The rooms at Apsley House are, as you might imagine, sumptuous but on my visit I was particularly taken by a few of them – the first of which was the very dimly lit museum room just off the grand entrance hall on the ground floor. Here Wellington’s Prussian dinner service is on display – a gift from Frederick William III the 64 desert plates show scenes from Wellington’s life. There’s also a 4 foot high green obelisk – the centre piece of the service – which records all of the Duke’s grand titles up to that point. This room also contains the Wellington shield and matching candelabra – these incredibly richly ornamented items were gifts from the bankers and merchants of London, given in 1814. The shield alone cost £7000 to make – it’s worth many millions today.
Up on the first floor, the most impressive space is the Waterloo Room. This grand banqueting chamber is part of an extension added to Apsley House in 1830 and built specifically to allow 80+ people to dine together at the annual Waterloo banquet, which continues to this day on the anniversary of Wellington’s great victory. This room contains two huge candelabra made of polished Siberian stone and a table centrepiece to rival anything just down the road at Buckingham Palace – 3 feet wide and almost 20 feet long it’s the biggest silver gilt object I’ve ever seen.

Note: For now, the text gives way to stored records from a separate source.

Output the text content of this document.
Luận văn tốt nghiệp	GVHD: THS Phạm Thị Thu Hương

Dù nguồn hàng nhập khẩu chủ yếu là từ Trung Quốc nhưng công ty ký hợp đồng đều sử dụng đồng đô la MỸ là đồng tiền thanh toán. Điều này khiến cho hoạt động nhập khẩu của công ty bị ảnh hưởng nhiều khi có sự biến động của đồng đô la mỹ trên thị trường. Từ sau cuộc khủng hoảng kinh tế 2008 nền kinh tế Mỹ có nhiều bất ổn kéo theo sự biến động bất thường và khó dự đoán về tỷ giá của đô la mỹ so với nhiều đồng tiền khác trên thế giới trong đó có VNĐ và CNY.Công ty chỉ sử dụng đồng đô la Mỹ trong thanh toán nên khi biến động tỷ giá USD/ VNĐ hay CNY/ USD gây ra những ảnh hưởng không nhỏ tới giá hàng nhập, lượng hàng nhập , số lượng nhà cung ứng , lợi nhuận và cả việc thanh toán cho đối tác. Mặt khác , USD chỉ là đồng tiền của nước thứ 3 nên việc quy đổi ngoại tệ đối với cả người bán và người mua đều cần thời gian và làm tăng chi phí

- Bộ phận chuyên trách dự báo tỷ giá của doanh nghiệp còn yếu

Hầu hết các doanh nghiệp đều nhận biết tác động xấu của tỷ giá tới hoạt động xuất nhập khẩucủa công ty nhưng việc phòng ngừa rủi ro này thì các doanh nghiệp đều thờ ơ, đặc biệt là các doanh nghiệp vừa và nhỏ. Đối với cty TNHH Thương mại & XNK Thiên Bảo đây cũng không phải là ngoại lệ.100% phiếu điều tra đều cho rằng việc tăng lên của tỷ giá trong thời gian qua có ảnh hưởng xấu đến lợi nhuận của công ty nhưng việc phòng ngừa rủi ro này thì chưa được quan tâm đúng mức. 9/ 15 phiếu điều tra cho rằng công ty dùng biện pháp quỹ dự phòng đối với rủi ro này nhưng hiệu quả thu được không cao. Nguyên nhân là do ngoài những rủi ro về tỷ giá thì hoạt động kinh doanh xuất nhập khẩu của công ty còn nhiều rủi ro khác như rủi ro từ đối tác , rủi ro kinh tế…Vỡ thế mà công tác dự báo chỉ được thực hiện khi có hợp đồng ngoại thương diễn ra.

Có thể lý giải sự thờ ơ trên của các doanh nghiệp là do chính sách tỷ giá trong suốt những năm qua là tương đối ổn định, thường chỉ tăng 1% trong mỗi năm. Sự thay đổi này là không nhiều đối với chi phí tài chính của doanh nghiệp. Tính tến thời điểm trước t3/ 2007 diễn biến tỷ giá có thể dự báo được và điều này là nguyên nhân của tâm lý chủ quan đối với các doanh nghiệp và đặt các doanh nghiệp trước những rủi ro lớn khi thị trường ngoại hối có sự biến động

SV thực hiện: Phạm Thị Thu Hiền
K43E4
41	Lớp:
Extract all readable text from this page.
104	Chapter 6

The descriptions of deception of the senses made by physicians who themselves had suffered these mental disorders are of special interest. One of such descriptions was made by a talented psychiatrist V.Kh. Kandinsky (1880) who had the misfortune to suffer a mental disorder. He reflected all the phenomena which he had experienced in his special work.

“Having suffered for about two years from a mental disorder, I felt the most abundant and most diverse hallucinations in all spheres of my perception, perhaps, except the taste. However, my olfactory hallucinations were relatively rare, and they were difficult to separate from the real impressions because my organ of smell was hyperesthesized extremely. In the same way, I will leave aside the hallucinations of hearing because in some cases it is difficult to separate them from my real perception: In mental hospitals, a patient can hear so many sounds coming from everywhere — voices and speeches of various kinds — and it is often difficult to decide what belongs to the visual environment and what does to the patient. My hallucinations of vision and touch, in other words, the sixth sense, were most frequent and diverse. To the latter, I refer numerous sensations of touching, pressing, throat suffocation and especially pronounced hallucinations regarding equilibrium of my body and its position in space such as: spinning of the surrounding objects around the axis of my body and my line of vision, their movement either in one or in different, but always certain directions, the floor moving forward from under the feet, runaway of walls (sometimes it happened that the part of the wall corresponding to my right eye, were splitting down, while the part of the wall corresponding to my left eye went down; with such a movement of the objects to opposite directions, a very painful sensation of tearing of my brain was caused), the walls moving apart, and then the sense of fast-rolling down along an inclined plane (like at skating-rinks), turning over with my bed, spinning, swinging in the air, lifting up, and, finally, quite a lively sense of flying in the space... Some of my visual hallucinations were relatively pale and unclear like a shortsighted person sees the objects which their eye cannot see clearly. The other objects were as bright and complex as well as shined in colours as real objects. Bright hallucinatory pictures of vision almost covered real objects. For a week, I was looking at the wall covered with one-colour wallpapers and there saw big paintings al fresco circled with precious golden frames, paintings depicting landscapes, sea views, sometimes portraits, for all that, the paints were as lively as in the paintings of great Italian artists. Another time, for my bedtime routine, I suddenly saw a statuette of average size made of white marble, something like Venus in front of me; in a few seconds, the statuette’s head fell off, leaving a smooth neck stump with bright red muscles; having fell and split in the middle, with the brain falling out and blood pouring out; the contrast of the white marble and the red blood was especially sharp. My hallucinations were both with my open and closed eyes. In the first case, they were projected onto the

Descend the stairs down into the basement and visitors will discover a rather more sombre room, focused on a morbid subject – Wellington’s funeral. On one wall there’s a long panorama of all of the horses and soldiers that made up the huge funeral cortege that followed the coffin to St Paul’s Cathedral, where the Duke is buried. Also displayed in this room are all of the Duke of Wellington’s medals and the heraldic ‘stars’ that he was awarded over his lifetime.
Apsley House also houses the most unlikely of objects associated with the 1st Duke of Wellington – a more-than-lifesize statue of Napoleon Bonaparte made by Italian sculptor Canova. Showing Napoleion as a nude Mars, the Roman god of war, it was given to the Duke by the Prince Regent (later George IV) in 1817. It must have greatly amused the Duke to have a ridiculous statue of his great rival in pride of place at Apsley House – no doubt it provided a talking point for his many guests as they ascended the stairs to the grand rooms above.
Sadly I have no photographs of the interior to share with you – Apsley House is one of those great houses where they continue to frown on visitors taking snaps.
Visits to Apsley House cost £9.20 for adults (with gift aid). For £11 you can combine that with the Wellington Arch to get the full picture of the ‘Iron Duke’.